Nothing makes a Thursday seem sweeter than a story on the real prospects of law school grads. I am hoping some of these research whiz kids run into this article when deciding whether to proceed with taking the LSAT.
Of course, it covers NOTHING that my readers didn't already know. But here are some gems:
The American Bar Association reports that from 2007 to 2008, average tuition rose 6 percent at private law schools, to $34,298, and 9 percent at in-state public schools, to $16,836. Add in living expenses and pricey books, and at least 80 percent of students now rely on student loans to fund their law education.
It may seem out of touch for law schools to be raising prices in a lousy economy, but it's a reflection of supply and demand. Indeed, an increasing number of people appear willing to take on six-figure debt to get a law degree. In 2009, the number of people who took the Law School Admission Test hit a decade high, up 6.4 percent from the year before. "As long as people keep applying to law schools in record numbers, (a) there's no incentive at all for the universities to charge less for the law schools that are already established, and (b) there's every incentive for other universities to open new law schools," says Elie Mystal, editor of the popular legal blog Above the Law.
Tuition raises have become necessary at many universities, especially top ones competing for higher rankings, according to the Government Accountability Office. The heated competition induces schools to ramp up their programs by hiring better faculty, reducing class sizes, providing enhanced student services, and offering more practical coursework.
Many do not research the real economic costs and benefits of a law degree, says Prof. Herwig Schlunk of Vanderbilt University. "It's kind of blindly accepted that education in general, and legal education in particular, is always worth the money," says Schlunk. "[But] there's a lot of kids who do go to law school who really have no business, at least not as an investment matter, in going."

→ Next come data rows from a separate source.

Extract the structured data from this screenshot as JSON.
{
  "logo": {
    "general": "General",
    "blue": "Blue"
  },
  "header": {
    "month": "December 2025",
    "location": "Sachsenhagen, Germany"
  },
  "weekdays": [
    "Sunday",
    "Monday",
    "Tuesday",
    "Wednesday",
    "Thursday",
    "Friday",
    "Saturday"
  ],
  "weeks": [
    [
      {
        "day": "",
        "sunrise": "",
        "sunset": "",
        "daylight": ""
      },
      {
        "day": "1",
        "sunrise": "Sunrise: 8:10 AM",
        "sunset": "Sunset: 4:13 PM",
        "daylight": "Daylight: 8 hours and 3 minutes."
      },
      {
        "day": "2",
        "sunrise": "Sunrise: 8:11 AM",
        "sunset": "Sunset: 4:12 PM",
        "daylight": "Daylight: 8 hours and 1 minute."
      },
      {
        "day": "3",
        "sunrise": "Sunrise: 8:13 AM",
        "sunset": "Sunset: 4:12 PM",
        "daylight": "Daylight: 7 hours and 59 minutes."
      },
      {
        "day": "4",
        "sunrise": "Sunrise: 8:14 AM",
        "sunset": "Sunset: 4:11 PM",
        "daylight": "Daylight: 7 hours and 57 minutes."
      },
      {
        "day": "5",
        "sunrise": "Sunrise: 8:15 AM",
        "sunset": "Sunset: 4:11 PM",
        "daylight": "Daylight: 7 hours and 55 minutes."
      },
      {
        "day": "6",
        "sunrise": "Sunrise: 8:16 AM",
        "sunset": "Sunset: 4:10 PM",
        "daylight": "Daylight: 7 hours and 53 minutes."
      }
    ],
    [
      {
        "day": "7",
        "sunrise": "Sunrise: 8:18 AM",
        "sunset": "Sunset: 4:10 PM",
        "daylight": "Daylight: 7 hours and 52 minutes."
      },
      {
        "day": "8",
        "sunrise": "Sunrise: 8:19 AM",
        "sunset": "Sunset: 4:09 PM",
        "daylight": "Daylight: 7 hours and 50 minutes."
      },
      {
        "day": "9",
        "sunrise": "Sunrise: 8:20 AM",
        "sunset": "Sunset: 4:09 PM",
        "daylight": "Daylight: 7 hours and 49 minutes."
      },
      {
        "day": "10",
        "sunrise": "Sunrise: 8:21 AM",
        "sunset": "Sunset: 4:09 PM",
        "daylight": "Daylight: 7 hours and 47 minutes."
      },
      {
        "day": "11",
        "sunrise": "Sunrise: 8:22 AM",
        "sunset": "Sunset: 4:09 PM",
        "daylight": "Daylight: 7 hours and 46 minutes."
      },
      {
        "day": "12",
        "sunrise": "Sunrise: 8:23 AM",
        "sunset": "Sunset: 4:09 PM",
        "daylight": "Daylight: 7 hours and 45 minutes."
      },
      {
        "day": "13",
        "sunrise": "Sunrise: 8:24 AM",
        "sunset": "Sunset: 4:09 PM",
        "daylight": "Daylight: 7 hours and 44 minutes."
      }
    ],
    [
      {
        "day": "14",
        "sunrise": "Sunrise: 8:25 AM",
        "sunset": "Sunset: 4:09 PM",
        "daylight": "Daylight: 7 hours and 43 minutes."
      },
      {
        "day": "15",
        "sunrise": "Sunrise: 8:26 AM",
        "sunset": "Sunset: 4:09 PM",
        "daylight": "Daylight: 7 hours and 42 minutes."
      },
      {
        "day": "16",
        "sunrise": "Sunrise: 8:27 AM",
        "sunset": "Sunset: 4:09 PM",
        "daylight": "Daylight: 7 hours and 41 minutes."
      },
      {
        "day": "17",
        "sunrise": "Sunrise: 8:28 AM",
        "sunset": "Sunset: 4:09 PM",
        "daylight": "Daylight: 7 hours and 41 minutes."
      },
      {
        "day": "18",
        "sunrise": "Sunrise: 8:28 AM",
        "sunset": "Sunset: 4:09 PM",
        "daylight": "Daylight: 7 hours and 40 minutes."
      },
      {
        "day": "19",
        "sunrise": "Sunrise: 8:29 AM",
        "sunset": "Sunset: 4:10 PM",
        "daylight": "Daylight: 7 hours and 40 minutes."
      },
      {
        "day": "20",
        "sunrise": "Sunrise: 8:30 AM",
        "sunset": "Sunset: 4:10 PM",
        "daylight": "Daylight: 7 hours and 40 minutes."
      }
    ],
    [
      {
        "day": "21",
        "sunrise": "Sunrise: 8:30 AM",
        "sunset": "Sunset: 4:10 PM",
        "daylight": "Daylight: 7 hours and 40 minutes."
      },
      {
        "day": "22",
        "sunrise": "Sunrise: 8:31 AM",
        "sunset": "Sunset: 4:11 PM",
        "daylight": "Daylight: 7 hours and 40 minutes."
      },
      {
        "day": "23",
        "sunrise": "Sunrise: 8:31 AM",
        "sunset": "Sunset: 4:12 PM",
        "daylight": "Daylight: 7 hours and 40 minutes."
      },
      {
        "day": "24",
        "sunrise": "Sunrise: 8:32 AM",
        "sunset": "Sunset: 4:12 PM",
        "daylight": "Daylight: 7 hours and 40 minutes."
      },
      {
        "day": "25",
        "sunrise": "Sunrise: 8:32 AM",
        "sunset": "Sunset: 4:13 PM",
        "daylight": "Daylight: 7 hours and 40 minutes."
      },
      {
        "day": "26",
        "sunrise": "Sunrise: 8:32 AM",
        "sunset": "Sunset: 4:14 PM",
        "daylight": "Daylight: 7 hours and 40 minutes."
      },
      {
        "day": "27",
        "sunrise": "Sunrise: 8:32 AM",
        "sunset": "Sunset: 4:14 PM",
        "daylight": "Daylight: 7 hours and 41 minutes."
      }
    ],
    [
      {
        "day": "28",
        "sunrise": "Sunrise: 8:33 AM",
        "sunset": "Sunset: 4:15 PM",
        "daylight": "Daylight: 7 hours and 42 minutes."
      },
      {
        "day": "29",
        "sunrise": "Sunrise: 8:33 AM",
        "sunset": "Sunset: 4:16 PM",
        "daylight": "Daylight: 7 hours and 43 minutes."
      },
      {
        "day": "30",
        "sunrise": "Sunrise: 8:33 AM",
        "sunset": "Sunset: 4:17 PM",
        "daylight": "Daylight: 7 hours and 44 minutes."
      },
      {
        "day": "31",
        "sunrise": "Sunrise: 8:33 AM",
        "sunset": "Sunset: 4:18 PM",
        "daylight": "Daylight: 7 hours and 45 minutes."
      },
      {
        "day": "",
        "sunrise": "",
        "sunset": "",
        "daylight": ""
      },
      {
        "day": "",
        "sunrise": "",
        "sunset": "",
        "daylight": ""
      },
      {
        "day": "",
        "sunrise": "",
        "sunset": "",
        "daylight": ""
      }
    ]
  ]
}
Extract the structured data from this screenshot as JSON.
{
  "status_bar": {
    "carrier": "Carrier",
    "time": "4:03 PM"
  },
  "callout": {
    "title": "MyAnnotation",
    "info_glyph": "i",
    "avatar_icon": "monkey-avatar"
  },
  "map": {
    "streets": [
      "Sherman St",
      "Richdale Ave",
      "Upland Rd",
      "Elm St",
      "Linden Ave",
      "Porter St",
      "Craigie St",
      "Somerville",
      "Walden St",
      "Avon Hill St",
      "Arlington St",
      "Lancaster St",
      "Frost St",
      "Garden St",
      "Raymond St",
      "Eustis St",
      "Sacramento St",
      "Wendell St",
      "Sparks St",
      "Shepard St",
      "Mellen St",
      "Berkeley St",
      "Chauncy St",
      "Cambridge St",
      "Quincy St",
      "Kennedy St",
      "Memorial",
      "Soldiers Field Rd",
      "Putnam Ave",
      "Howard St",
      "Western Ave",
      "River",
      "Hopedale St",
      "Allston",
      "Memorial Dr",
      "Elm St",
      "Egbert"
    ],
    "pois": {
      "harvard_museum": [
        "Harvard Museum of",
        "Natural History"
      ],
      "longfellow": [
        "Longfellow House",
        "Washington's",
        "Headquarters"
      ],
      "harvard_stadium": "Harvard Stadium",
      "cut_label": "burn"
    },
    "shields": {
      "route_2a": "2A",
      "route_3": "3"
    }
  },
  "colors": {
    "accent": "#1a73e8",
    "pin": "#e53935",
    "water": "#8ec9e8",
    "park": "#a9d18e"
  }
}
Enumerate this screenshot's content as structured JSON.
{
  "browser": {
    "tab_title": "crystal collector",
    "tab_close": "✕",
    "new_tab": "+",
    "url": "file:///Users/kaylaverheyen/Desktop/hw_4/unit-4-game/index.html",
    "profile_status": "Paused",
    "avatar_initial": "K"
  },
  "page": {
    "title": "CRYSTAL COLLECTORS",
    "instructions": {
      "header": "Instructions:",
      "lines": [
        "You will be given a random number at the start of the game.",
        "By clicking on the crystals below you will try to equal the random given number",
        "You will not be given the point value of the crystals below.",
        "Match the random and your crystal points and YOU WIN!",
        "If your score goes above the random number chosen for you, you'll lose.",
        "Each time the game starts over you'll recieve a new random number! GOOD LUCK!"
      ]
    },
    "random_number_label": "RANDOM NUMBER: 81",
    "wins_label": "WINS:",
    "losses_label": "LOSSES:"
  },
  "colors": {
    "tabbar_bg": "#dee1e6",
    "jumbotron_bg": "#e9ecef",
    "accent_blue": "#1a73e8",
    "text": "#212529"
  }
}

"In their mind's eye, [law students are] thinking of hitting the lottery and getting one of these $160,000-a-year jobs, and it is a fiction," ... "By and large, it's just like the lottery. You're spending a huge amount of money in the hopes of hitting the jackpot, and there's relatively small chances, and the chances have gotten a lot smaller."
Of course, Lamm the Liar makes an appearance with some bullshit that the deferred associates are getting hired, so the market is improving. Whatever. The article also goes into some rant about networking and focusing on the skills you had BEFORE law school when finding a job. Which begs the question, why did you go to law school to focus on skills you had before law school?
The facts remain, and there are too many attorneys and it's harder to be a big fish in the ocean than it is in a pond. However, that colloquialism goes. I still maintain that I'm lucky with far less than a hundred grand of debt. The biggest problem with graduating today is the debt load which precludes you from taking whatever salary you'd like. And ignoring your debt load can severely compromise your future--because you won't be able to buy a house or a car with shitty credit.
But hats off to U.S. News for its attempt at journalism. Great job!